I stared at him with accusing eyes, and he sighed with amused exasperation.

“I’ll set your mind at ease about that one. We bought her from a Japanese whaler. It seems she got herself caught between a ballistic harpoon and a whale. Blew a giant hole straight through her chest, and pinned her right onto the beast.”

Again, I squeezed my eyes shut at the horrible imagery. It was the only thing I could control.

He laughed callously, “When word got out, I was coptered out immediately– before they even made port. She certainly cost Edwards a pretty penny. I had to pay the ship’s captain a king’s ransom… enough for him to pay off the entire crew.”

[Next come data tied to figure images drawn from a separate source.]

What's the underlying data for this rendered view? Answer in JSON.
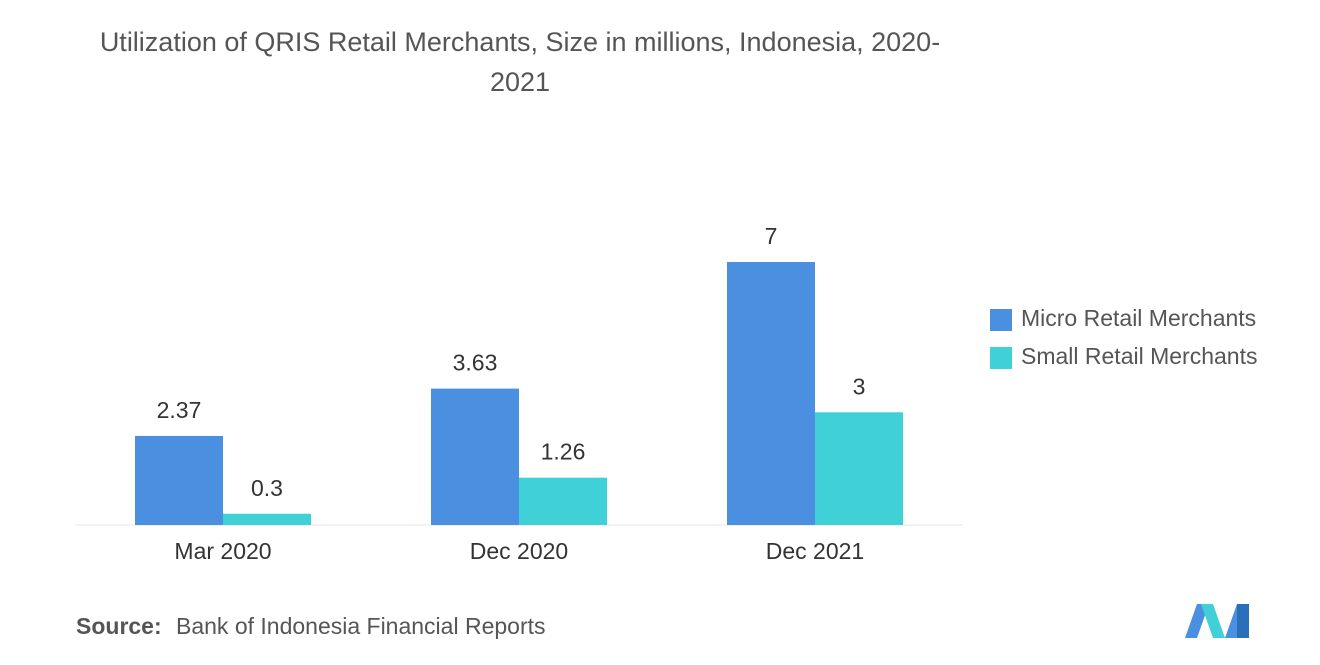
{
  "chart_data": {
    "type": "bar",
    "title": "Utilization of QRIS Retail Merchants, Size in millions, Indonesia, 2020-2021",
    "categories": [
      "Mar 2020",
      "Dec 2020",
      "Dec 2021"
    ],
    "series": [
      {
        "name": "Micro Retail Merchants",
        "color": "#4a8fe0",
        "values": [
          2.37,
          3.63,
          7
        ]
      },
      {
        "name": "Small Retail Merchants",
        "color": "#40d0d8",
        "values": [
          0.3,
          1.26,
          3
        ]
      }
    ],
    "legend": "right",
    "source_label": "Source:",
    "source": "Bank of Indonesia Financial Reports"
  }
}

I thought about my sisters, and their close relationship with the whales. It made sense, and it was another incredibly sad thought. I opened my eyes, and made one final attempt to find the humanity in his.

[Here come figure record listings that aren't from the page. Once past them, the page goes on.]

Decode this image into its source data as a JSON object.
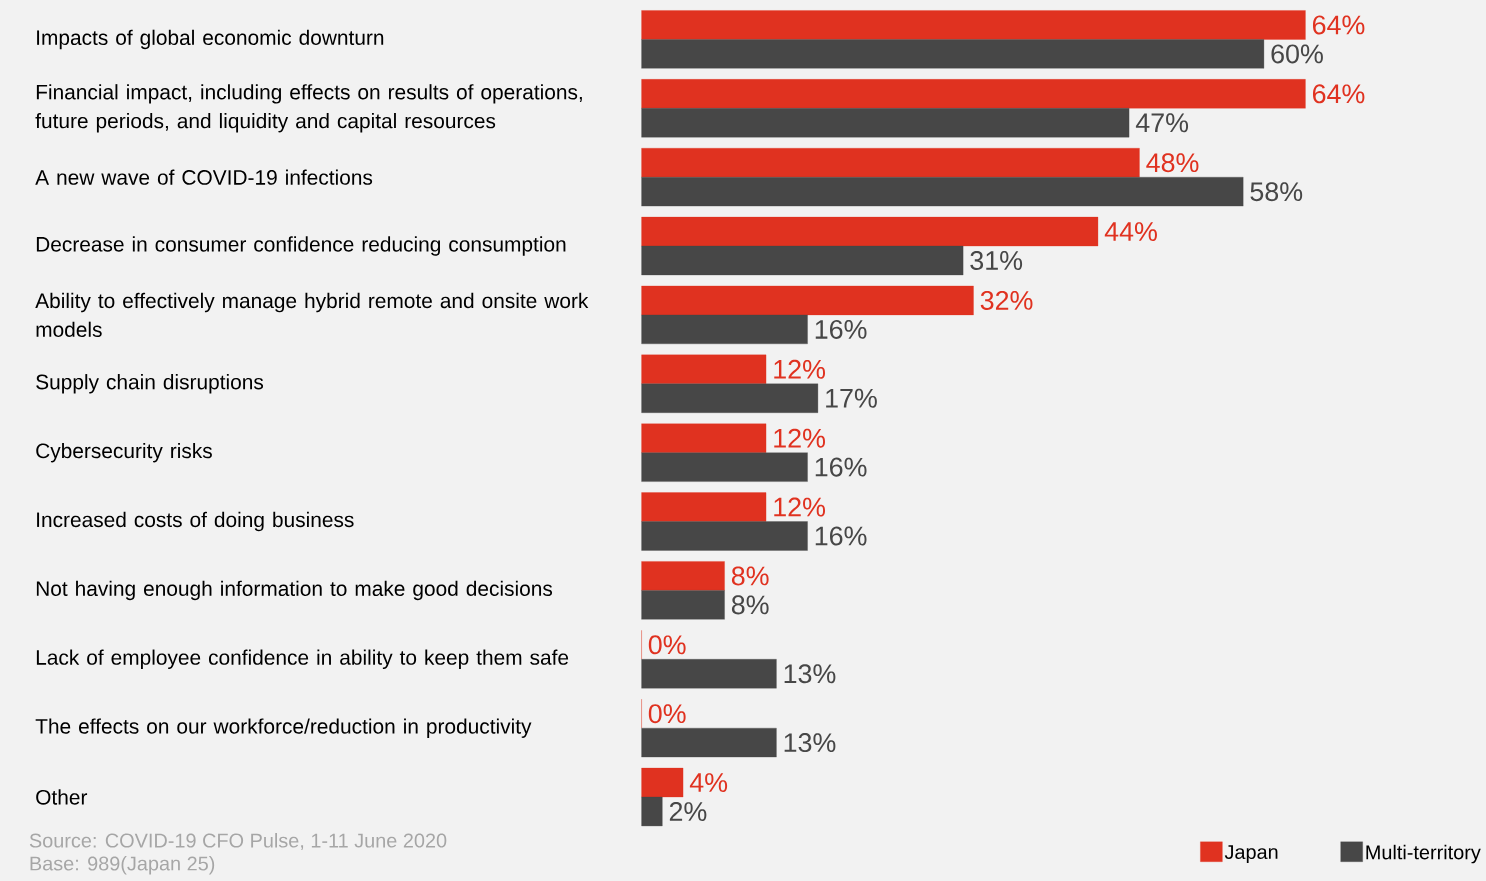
{
  "chart_data": {
    "type": "bar",
    "orientation": "horizontal",
    "categories": [
      "Impacts of global economic downturn",
      "Financial impact, including effects on results of operations, future periods, and liquidity and capital resources",
      "A new wave of COVID-19 infections",
      "Decrease in consumer confidence reducing consumption",
      "Ability to effectively manage hybrid remote and onsite work models",
      "Supply chain disruptions",
      "Cybersecurity risks",
      "Increased costs of doing business",
      "Not having enough information to make good decisions",
      "Lack of employee confidence in ability to keep them safe",
      "The effects on our workforce/reduction in productivity",
      "Other"
    ],
    "series": [
      {
        "name": "Japan",
        "color": "#e03220",
        "values": [
          64,
          64,
          48,
          44,
          32,
          12,
          12,
          12,
          8,
          0,
          0,
          4
        ],
        "value_labels": [
          "64%",
          "64%",
          "48%",
          "44%",
          "32%",
          "12%",
          "12%",
          "12%",
          "8%",
          "0%",
          "0%",
          "4%"
        ]
      },
      {
        "name": "Multi-territory",
        "color": "#474747",
        "values": [
          60,
          47,
          58,
          31,
          16,
          17,
          16,
          16,
          8,
          13,
          13,
          2
        ],
        "value_labels": [
          "60%",
          "47%",
          "58%",
          "31%",
          "16%",
          "17%",
          "16%",
          "16%",
          "8%",
          "13%",
          "13%",
          "2%"
        ]
      }
    ],
    "legend": "bottom right",
    "annotations": [
      "Source: COVID-19 CFO Pulse, 1-11 June 2020",
      "Base: 989(Japan 25)"
    ]
  }
}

“You may not plan on killing me, but they will.”

“Nope. Not a chance. I’m under strict orders to make sure you stay alive. I’m still your bodyguard, only now I’m guarding your body for Olivia. In fact, I’ll be right here to supervise the sci-boys and move you out of here when they’re finished with you.”

“Move me where?”

“Wherever she wants me to.”

“What if she orders you to kill me?”

He paused, considering, “We’ll cross that bridge when we come to it.” The look on his face told me everything I needed to know.

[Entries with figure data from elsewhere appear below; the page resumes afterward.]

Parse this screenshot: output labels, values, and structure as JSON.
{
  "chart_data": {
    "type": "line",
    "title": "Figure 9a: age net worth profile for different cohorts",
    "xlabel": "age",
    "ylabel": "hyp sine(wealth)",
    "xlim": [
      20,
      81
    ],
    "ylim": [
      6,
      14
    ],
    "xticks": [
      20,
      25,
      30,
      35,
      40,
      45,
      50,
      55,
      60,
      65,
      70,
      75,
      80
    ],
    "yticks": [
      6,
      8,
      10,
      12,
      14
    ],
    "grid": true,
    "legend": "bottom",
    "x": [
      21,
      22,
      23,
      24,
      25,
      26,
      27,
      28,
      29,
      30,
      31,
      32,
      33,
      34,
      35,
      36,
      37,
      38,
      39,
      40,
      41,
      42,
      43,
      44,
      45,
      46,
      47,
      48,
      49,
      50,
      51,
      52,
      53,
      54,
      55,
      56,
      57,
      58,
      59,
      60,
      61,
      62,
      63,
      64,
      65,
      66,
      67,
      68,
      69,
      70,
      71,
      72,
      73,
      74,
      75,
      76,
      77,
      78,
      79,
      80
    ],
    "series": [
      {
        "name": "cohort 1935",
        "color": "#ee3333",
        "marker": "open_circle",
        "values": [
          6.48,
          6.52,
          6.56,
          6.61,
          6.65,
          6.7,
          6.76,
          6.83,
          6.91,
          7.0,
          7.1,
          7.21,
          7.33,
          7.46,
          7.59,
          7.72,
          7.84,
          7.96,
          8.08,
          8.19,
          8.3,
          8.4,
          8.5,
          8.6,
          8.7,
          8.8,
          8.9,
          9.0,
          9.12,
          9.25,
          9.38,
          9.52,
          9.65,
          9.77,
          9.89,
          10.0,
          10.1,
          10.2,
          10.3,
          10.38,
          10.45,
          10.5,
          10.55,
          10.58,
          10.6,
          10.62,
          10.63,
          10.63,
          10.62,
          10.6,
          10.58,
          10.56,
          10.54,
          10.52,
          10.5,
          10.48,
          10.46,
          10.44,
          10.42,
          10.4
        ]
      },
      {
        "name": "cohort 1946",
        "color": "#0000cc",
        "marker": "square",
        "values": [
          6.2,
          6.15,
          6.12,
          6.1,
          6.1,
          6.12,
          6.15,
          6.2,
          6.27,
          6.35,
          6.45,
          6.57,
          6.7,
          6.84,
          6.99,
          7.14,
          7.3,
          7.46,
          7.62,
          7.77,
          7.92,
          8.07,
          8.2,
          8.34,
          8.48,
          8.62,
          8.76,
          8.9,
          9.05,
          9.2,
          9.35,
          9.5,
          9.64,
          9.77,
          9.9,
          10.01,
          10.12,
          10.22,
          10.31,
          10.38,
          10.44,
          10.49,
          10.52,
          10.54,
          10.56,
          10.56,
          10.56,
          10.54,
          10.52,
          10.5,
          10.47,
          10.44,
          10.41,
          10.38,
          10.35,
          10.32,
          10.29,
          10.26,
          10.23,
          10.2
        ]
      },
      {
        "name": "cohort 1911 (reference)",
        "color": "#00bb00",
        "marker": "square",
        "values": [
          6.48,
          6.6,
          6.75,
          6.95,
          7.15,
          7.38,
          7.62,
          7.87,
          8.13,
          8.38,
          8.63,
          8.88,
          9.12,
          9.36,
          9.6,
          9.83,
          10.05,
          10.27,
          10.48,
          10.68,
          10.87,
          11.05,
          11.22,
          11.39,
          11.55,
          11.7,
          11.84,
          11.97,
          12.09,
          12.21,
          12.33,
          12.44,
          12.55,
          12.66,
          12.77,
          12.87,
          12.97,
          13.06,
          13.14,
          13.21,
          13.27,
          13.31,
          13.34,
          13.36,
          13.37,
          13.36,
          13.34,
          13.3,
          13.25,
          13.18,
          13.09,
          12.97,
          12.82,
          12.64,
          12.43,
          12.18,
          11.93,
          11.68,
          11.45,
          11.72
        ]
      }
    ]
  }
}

I closed my eyes again, “Leave me alone.”

I heard the chair scrape and footsteps walk away. I was on my own. I knew how ruthlessly efficient Paul could be. I doubted he’d make any mistakes that I could exploit to get away, and he couldn’t be turned. He was to Olivia as Boris was to Evie; he had somehow imprinted on her, and belonged to her, body and soul.

I belonged to Ethan, and when I looked down to see my engagement ring, still sparkling on my finger, I wanted to cry. I twisted it around on my hand, protectively clenching the stones in my fist, a talisman against the darkness and despair that was closing in on me.

I heard footsteps, and looked up to see Doctor Neuman advancing on me with a syringe full of something, and I panicked, rattling the chair with my struggles. Paul looked up from where he was lounging on a chair with a magazine, rising to come and observe.

Once again, the doctor spoke to me as if there was absolutely nothing out of the ordinary going on, “I’m a great admirer of your father’s work. He really is a brilliant scientist.”

“Then how can you do this to me?” I spat out, “He’d be disgusted if he knew what was going on here!”

He looked at me calmly, “Science is everything.”

“No it’s not,” I cried. “Science is only science. What you’re doing is wrong!”

He looked at me like I was being horribly naive, reaching for my arm with the needle in his hand.

“You don’t have to do this,” I begged, cringing as I felt the sting of the needle.

“Of course I do,” he replied, “I’m going to need you to keep perfectly still in order to get the optimum scan.”

“Goodnight, Marina,” Paul called out in the most ironic tone possible, just before I plummeted through the depths of despair into a numbing sleep.